Max Von Sydow (b.1929) was 90 when he passed away a month ago and I was surprised to find myself tearing up at the news. The scope of Von Sydow’s career was mind-boggling. He was a true international star, and, rare among European actors, he managed to carve out a long-lasting place for himself in Hollywood. Most come to America and manage to appear in a handful of movies at most. Von Sydow appeared in English language productions over half a century, mixed in with scores of European credits. Hollywood being Hollywood, Von Sydow played not only Scandinavians, but also Germans, Russians, Jews, extra-terrestrials, and mythological creatures. He had an amazing, resonant voice, and a bug-eyed, toothy visage that I venture to call ugly — somewhat repellant, even. He also had one of those physiognomies that seems old before its time. When I first started noticing him in films in the ’70s and ’80s, I would have assumed he was already in his eighties, where he was actually three decades younger than that.Nneedless to say, a large proportion of his roles were villains, at least in American films.
The son of a folklore professor at Sweden’s Lund Univeristy, Von Sydow began his career in the theatre. One of his first films was a 1951 adaptation of Strindberg’s Miss Julie. In The Wolf at the Door (1986) he would later play Strindberg opposite Donald Sutherland’s Paul Gaughin. At the Malmö City Theatre, he began a close artistic relationship with Ingmar Bergman, who starred him in nearly a dozen films, including The Seventh Seal (1957), Wild Strawberries (1957), The Magician (1958), The Virgin Spring (1960) and Through a Glass Darkly (1961).
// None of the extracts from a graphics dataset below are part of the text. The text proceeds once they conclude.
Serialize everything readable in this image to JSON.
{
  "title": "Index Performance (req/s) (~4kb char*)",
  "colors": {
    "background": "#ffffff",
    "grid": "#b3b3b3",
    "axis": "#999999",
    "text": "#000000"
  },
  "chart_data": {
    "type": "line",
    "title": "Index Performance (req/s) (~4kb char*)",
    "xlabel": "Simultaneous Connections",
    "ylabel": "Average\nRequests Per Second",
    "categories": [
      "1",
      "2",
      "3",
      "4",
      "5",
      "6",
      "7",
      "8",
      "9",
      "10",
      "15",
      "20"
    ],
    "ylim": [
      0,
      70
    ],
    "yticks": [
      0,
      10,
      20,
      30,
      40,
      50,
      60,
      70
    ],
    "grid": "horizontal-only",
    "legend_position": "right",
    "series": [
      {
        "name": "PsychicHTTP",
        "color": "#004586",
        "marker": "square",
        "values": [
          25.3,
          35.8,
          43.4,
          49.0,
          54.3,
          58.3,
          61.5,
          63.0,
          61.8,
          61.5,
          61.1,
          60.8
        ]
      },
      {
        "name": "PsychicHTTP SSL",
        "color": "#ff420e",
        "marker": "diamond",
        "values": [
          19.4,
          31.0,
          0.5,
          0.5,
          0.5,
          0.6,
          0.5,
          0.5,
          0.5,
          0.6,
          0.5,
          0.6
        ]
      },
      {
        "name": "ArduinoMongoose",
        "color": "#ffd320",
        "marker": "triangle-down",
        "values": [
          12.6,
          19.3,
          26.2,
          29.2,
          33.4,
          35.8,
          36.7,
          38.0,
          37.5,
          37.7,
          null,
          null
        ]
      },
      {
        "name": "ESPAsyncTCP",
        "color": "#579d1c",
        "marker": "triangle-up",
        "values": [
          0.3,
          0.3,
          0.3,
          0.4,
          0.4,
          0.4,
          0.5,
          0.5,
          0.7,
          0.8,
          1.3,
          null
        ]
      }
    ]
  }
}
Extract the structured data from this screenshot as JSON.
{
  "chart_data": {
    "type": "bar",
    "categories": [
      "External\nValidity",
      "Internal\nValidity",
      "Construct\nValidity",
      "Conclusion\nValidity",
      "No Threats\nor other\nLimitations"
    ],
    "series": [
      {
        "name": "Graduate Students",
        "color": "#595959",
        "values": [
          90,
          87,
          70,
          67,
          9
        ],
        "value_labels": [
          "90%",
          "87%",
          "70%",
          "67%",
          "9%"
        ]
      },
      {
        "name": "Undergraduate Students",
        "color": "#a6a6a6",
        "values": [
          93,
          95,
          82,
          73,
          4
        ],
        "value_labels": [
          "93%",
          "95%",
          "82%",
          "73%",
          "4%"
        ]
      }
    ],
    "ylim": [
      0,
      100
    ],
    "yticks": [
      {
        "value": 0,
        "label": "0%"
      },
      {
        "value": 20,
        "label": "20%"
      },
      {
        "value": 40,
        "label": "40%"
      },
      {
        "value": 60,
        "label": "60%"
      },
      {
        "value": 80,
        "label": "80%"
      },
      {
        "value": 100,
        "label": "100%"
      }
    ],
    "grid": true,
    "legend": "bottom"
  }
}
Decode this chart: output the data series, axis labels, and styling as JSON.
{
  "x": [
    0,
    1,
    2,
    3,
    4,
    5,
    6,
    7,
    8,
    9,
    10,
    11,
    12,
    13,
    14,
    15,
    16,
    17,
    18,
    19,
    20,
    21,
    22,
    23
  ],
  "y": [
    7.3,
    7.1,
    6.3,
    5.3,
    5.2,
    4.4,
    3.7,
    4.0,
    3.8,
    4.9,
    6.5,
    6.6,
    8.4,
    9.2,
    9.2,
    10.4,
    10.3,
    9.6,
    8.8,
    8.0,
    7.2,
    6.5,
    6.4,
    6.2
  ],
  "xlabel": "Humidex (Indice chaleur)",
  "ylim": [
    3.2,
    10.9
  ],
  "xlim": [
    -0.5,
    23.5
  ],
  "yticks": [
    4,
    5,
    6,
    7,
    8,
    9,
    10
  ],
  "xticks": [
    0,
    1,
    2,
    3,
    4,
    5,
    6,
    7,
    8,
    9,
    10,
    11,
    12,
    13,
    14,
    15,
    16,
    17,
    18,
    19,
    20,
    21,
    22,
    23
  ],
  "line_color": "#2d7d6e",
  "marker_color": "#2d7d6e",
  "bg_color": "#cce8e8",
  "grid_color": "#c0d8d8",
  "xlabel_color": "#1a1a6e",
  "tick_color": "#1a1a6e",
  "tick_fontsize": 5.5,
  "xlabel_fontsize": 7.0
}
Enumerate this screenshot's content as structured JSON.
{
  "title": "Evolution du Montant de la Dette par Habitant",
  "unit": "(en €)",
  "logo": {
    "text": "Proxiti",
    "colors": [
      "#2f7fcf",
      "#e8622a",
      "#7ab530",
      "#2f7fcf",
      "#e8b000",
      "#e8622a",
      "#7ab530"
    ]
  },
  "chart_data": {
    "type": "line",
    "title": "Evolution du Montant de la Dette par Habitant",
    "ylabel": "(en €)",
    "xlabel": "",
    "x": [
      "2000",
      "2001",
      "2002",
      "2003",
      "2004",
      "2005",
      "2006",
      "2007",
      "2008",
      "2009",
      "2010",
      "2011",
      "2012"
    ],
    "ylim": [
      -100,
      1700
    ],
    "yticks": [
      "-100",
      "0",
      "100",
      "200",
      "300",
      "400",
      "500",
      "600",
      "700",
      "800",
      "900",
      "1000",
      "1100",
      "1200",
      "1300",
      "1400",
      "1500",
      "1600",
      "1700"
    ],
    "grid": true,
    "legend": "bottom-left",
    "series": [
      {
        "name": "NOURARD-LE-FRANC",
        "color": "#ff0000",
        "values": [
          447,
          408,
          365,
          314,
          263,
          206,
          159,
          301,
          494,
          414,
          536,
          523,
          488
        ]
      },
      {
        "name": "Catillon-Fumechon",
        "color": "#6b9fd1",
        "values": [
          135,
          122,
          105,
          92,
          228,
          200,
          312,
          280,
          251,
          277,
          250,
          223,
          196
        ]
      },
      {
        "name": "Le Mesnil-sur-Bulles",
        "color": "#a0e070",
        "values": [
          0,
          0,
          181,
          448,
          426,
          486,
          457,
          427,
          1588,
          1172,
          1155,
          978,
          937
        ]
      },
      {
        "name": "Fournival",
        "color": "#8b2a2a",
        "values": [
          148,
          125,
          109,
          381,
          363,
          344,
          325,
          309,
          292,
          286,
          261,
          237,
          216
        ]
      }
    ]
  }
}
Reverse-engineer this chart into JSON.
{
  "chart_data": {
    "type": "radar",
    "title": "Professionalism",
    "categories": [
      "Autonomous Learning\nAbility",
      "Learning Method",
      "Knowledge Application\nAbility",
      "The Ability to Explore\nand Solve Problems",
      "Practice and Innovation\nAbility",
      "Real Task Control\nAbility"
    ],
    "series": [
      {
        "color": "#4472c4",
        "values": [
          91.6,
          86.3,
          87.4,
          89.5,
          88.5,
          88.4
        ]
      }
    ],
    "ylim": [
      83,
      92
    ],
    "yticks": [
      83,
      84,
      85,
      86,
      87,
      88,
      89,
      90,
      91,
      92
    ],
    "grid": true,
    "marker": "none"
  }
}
Von Sydow’s international reputation from these films finally brought him to Hollywood. He got his toes wet here playing Jesus in George Stevens’ The Greatest Story Ever Told (1965) and a missionary in the 1966 adaptation of James Michener’s Hawaii. With William Friedkin’s 1973 smash hit The Exorcist he made his first major mark in the U.S. Other memorable stuff included Three Days of the Condor (1975), Voyage of the Damned (1976), Hurricane (1979), Flash Gordon (1980, as Ming the Merciless!), Victory (1981) Conan the Barbarian (1982), the hilarious comedy Strange Brew (1983), the Bond film Never Say Never Again (1983), Dreamscape (1984), David Lynch’s Dune (1984), Woody Allen’s Hannah and Her Sisters (1986), Pelle the Conqueor (1987), Awakenings (1990), A Kiss Before Dying (1991), Wim Winders’ Until the End of the World (1991), Stephen King’s Needful Things (1993), Judge Dredd (1995), Hamsun (1996), Dario Argento’s Sleepless (2001), Steven Spielberg’s Minority Report (2002), the 2005 version of Heidi, Julian Schnabel’s The Diving Bell and the Butterfly (2007), Scorsese’s Shutter Island (2010), Ridley Scott’s Robin Hood (2010), Star Wars: The Force Awakens (2015), as well as TV work like The Tudors (2009) and Game of Thrones (2016),
This is a legacy that transcends nations, genres, and tastes, from the highest art to the lowest comedy. I’ve seen most of what I’ve listed — but of course that leaves about 150 things I haven’t seen. At any rate, Max Von Sydow has finally followed that Cowled Angel of Death to what lies beyond. We who remain have much to remember him by.